There’s new evidence that filtering rainwater in an eco-friendly way saves money and helps the environment. More than 400 case studies of green rainwater projects detail the benefits of collecting water and filtering it naturally before it reaches waterways as polluted runoff. Green filter methods like rain gardens, green roofs and bioretention all help to convert urban stormwater into a valuable resource for communities.
A database of the 479 case studies has just been released by the American Society of Landscape Architects (ASLA). The studies show how the green infrastructure can can improve the quality of water in cities and towns and lower development costs by doing away with expensive, hard-runoff treatment options. The case studies show the projects have the potential to save communities millions of dollars a year.

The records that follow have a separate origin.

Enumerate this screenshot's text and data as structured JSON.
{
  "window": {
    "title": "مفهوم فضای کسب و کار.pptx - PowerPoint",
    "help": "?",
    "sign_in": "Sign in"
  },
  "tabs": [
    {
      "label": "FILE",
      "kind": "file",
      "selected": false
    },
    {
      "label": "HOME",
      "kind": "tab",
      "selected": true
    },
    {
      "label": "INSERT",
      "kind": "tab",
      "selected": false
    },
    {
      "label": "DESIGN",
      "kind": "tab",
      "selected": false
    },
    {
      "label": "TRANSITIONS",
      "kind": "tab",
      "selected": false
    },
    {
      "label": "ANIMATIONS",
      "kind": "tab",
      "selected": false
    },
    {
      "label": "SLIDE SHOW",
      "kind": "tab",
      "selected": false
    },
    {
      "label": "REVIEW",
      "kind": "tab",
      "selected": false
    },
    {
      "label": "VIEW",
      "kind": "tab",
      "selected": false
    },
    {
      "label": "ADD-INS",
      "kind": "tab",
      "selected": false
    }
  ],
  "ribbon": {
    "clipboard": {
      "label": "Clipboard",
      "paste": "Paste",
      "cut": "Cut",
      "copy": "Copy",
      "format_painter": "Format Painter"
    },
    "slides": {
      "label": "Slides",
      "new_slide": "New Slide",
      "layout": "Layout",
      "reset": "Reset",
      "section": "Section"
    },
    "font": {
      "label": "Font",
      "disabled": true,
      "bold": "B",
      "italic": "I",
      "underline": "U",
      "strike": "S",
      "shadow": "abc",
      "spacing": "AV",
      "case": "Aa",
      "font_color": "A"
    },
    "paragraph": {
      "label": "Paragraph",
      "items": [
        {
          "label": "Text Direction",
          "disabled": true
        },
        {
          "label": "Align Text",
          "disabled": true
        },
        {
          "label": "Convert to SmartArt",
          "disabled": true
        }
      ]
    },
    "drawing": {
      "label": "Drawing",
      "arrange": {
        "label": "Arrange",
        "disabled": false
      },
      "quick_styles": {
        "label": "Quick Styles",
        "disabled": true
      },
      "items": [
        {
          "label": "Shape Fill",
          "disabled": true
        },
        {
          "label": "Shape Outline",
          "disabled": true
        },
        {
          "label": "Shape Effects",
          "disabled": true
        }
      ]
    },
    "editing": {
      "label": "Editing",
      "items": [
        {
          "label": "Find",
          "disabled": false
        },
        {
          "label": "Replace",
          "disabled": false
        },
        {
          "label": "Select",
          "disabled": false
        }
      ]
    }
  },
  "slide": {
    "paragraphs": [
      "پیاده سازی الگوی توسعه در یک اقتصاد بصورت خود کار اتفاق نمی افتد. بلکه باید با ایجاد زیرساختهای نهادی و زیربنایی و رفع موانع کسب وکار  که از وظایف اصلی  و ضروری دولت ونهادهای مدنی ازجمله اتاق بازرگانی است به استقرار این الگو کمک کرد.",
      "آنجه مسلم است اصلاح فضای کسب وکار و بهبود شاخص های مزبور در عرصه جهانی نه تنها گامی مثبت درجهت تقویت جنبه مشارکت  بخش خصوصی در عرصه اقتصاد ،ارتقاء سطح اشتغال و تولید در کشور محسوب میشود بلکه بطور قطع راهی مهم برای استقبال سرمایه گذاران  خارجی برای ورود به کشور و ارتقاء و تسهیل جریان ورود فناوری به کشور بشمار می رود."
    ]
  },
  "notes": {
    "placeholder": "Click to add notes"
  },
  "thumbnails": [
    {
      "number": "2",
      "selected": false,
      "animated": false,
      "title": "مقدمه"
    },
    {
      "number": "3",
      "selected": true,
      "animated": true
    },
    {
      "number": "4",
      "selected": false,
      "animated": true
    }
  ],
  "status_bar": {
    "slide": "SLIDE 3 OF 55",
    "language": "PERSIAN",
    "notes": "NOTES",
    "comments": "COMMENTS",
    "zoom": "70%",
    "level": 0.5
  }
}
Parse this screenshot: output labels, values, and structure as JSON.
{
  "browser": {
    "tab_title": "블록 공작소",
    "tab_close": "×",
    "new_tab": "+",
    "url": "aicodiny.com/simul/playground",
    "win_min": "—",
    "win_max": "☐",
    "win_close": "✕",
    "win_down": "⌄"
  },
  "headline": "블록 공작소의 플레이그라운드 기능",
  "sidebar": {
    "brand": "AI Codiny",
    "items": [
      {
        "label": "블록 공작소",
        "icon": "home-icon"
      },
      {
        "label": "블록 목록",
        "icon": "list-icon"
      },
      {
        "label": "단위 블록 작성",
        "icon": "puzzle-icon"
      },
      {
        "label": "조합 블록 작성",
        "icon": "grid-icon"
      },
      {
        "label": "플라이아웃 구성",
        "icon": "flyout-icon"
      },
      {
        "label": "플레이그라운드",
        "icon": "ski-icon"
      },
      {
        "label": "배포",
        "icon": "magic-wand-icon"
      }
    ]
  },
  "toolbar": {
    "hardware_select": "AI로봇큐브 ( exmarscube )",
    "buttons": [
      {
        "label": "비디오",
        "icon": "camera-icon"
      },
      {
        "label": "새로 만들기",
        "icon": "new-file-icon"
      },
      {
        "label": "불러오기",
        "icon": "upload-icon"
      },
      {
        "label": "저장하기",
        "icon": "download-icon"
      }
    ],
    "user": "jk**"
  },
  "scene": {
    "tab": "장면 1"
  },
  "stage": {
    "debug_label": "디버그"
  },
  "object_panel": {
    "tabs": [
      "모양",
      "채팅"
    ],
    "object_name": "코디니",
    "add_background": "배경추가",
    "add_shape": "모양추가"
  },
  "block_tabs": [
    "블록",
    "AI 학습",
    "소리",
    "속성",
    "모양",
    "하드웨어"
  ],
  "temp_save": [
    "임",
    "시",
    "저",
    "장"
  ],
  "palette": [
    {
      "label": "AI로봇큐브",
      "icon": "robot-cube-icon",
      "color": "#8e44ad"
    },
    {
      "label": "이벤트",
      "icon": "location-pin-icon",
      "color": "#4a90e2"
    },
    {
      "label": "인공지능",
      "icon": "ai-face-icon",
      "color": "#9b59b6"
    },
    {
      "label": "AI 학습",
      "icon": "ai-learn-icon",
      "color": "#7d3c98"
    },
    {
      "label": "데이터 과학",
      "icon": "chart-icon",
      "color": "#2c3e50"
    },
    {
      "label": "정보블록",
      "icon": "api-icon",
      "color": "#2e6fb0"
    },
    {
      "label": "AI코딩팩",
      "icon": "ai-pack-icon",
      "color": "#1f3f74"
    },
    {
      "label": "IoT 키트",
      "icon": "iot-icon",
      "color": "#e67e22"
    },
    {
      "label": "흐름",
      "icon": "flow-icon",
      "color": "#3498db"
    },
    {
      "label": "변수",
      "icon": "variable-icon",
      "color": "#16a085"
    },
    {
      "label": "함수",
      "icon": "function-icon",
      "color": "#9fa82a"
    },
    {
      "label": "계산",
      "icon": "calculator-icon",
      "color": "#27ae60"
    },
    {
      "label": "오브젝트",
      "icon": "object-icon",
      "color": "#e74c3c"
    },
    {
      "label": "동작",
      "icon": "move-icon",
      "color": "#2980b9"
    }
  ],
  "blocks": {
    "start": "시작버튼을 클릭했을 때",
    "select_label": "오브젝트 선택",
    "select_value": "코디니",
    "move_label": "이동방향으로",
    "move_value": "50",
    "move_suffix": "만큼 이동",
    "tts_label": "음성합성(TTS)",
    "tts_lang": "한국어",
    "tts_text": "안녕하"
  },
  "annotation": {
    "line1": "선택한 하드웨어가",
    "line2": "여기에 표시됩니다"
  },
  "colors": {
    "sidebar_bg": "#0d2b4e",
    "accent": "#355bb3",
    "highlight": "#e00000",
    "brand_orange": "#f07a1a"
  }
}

Many of the projects are redevelopment or retrofits that return unproductive space and land to the public. In Georgia, a brownfield site was turned into a public park and a deteriorating playground was turned into a recreation area that captures and filters stormwater. One project in California includes vegetation planted on the roof of a three story apartment building to keep polluted runoff out of local waterways. Architects also designed what are called ‘bioswales’ where sloping drainage areas are planted with vegetation to remove silt and pollution from runoff water.
The Environmental Protection Agency asked the ASLA to collect case studies on projects that manage stormwater in a sustainable way. The studies not only showcase landscape architecture but show policymakers the value of promoting green infrastructure policies.